Findings. With respect to the desirability of terms, the term "weight" was considered desirable by the greatest number of respondents. Second in rank was "unhealthy weight," followed by "high BMI." Those 3 terms were ranked very closely together by the respondents. The next 2 preferred terms were "weight problem" and "overweight." Five terms were considered undesirable: heavy, chubby, obese, and extremely obese., The term "fat" was the least desirable of the 10 terms.
When the parent was asked how stigmatizing the term for the child's weight would be, the order of responses was almost identical, with "fat" being the least desirable and "high BMI" being the least stigmatizing. The least desirable terms were also felt to be the least encouraging with respect to weight loss, whereas "unhealthy weight" or "weight problem" were the words that would be most encouraging to actually lose weight. Most (68%) parents reported that they would react to the use of a stigmatizing term by encouraging the child to lose weight, and 50% reported that they would discuss more encouraging terms with the provider. However, 35% of the parents reported that they would search for a new provider, and 24% would avoid future medical appointments. The investigators concluded that the terms "weight" and "unhealthy weight" were the terms preferred by parents for providers to use when referring to a child's weight problem and that the terms "fat," "extremely obese," and "obese" were the least desirable. They were also viewed as the most stigmatizing words.
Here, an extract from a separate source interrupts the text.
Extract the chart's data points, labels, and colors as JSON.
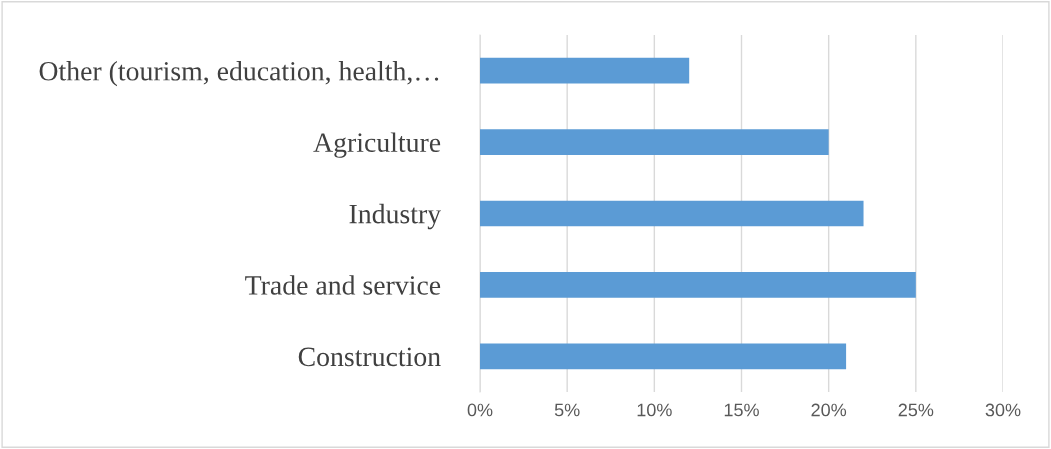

I wonder how many providers felt that we were actually improving the situation when we began to use more objective terms such as "overweight" and "obese" as defined by Centers for Disease Control and Prevention's BMI percentiles? It certainly makes sense that the term "unhealthy weight" would be preferred, focusing on the goal of improving health and not stigmatizing an individual. This seems to be something that both patients and providers can get behind and support. Therefore, it might be worth making the term "unhealthy weight" part of our daily lexicon as one more weapon in the ongoing fight against childhood obesity.
Commentary: In India, most parents call an overweight child as being 'healthy'. Hence the term 'unhealthy weight' is not only less stigmatizing, but also confronts this issue head on! I would suggest that given the increasing problems related to obesity in adults (cardiac hospitals are the one of the fastest growing healthcare segment in India) it is imperative for Pediatricians to identify this problem in children, avoid stigmatizing the children/ parents, & encourage 'lifestyle changes' that focus not only on the child but the entire family to help the child lose weight.